Thigh Support: Improving Your Thighs Expands your Balance and Stability

By Juliane Morris

In the summer time, a beach or a park is a great place to exercise

A healthy body’s ability to continually find balance and stability as a moving mass is truly a remarkable feat.  Think about when you may have accidentally tripped on an uprooted crack in a sidewalk, or up a misjudged stairwell step.  Those times when you nearly fell down but otherwise caught yourself, or your body caught itself for you. You didn’t even think about it, until afterwards. It’s tough not to appreciate our body’s astonishing and automatic standard of finding continual balance and stability.  Think about when your body doesn’t recover from a trip.  You may have been flabbergasted and stunned that your body failed you.

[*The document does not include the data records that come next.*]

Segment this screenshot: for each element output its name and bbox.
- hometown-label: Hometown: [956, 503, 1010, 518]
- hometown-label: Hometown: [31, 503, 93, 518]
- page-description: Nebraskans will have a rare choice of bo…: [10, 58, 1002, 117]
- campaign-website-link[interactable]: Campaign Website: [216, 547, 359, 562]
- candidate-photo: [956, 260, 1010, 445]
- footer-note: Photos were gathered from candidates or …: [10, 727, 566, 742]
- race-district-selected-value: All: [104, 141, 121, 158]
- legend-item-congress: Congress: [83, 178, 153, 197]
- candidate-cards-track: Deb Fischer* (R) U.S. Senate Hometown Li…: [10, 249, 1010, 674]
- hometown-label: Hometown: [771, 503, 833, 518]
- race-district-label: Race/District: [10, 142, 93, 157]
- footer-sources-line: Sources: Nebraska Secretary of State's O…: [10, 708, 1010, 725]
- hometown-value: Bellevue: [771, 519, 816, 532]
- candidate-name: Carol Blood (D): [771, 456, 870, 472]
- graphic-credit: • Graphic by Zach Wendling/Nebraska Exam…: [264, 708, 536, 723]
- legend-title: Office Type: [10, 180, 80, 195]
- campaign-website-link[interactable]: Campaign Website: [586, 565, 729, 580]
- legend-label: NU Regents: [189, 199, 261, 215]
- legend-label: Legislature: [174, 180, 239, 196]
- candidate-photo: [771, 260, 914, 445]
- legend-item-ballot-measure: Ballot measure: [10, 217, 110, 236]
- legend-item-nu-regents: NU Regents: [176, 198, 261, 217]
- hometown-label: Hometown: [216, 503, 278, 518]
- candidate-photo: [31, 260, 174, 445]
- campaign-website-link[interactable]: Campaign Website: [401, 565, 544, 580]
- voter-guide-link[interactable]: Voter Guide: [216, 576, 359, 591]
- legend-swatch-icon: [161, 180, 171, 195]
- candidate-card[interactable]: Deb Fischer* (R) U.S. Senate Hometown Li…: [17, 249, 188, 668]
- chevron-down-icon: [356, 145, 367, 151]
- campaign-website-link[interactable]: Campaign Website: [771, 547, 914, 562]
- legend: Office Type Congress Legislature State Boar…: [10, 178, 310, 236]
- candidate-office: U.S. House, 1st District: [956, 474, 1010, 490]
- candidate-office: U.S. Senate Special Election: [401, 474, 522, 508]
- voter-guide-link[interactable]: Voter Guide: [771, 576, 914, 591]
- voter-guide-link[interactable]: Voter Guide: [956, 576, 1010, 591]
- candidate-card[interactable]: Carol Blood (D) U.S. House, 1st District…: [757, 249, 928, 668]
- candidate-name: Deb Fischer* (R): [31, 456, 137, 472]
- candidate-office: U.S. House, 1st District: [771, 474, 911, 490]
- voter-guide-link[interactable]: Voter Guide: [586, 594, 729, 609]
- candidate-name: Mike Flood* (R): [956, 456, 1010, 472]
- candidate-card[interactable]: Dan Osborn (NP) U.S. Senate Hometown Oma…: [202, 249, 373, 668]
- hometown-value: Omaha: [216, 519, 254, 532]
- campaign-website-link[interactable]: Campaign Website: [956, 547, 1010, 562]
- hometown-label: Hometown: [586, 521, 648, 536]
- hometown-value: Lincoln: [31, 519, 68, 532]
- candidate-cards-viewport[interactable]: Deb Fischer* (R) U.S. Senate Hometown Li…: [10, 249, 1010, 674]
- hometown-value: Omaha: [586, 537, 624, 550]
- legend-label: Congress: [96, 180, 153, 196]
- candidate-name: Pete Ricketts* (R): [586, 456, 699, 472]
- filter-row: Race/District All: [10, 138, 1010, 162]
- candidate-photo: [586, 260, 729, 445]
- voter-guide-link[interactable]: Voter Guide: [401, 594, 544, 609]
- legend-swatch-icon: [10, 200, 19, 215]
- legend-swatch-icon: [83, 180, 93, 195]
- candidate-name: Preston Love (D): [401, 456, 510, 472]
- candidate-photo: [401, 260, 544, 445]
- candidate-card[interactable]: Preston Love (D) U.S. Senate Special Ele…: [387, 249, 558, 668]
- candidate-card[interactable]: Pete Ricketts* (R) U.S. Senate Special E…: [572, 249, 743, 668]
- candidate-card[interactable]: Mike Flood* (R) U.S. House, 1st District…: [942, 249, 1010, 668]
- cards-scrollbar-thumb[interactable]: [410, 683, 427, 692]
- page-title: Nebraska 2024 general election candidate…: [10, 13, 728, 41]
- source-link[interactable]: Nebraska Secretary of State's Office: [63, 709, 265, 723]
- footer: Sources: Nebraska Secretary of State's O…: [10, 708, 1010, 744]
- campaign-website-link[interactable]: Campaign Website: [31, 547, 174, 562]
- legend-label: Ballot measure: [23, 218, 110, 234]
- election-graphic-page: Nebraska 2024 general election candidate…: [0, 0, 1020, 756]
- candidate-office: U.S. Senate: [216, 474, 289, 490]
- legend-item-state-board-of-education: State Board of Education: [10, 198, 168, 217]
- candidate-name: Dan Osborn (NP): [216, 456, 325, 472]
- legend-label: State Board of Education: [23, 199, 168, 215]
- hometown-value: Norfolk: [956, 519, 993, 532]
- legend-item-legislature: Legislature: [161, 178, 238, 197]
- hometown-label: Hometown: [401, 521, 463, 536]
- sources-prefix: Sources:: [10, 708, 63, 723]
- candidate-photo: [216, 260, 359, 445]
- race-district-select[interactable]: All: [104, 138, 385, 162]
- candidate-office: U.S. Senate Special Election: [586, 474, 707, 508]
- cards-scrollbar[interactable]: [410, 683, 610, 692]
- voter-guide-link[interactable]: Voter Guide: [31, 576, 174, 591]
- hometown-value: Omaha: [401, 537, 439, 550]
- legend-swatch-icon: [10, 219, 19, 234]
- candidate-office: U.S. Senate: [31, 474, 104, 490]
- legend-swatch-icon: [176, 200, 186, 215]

Today we’re going to discuss some exercises that will help you enhance your body’s ability to balance and stabilize,  with techniques to improve how your thighs support your overall health.  Your upper legs act as trunks bringing intricate and flexible muscle groups together.  It’s easy to think thigh appearance before thigh function, but your inner thigh muscles (adductors, made up of five different muscles) provide a lot of your body’s internal rotation, counterbalancing the external rotation that comes from outer thighs and your glutes. The inner thigh muscles stabilize the outward rotation of knees and pull legs toward the center of the body. Moreover, the adductors muscles attach to your pelvis and greatly affect your hip flexion and extension, and stabilize your core to provide stability and injury prevention for your knees, hips, and lower back.

Yes, your inner thighs are a surprisingly large part of your overall lower body strength. People used to try to spot train the inner thighs but exercise specialists have determined the value of a full body workout that engages the thighs. You’re not going to reshape your thighs with spot training but when you commit to work these muscles, you’ll enjoy an overall body benefit.

By incorporating the sorts of movements included in these three exercises  in your body composition, including thighs, when you perform them as both strength and cardio training. These exercises aren’t going to bulk up your legs as often misunderstood about muscle work.  Remember, long-term cardio and strength training increases your muscle mass, and since muscle mass takes more energy to maintain, you’ll burn more calories when resting (thus often increasing your basal metabolic rate).

You can do these just about anywhere you might be exercising or active.  In the summertime, a beach or park is a great location to do these on your own or with a workout buddy.

Squats

Squats are a great part of an active and fit life.

  1. Stand with feet hip-distance apart and toes turned slightly out.
  2. Sit back, keeping weight on heels and stopping hips just above knee line, arms extended forward, hands held comfortably together or clasped.
  3. Hold for a count of 5. Return slowly and controlled to starting position.
  4. Repeat 10-12 times, completing two to four sets.

Pop Jump

Pop Jumps bring a burst of core stimulation and increase muscle strength and stability. Some people call these jumping squats. The explosive jumps work the thighs and also activate the glutes and arms.

  1. Stand with feet a little less than hip-distance apart and toes faced forward.
  2. Sit back, keeping weight on heels. Arms are at sides, bent at elbow 90 degrees, perpendicular to ground, hands facing one another.
  3. Jump quickly and powerfully upward while extending arms straight and backwards, being careful not to extend too far back.
  4. Return to strong and stable starting position.  Repeat 10-12 times, completing two to four sets.

Plie Squat Calf Raises

Plie Squat Calf Raises are ballet-inspired and work the thighs, calves and glutes. 

  1. Stand with feet hip-distance apart and toes turned slightly out.
  2. Sit back, keeping weight on heels and stopping hips just above knee line, arms extended forward, hands held comfortably together or clasped.
  3. Slowly and securely raise heels from ground, placing weight on ball of each foot, and being careful not to extend knee beyond foot toes distance to protect knee.  Hold for 3-5 seconds, inhaling and exhaling deeply and keeping core tight with leg, arm and core muscles engaged.
  4. Return to strong and stable starting position. Repeat 6-8 times, completing two to four sets.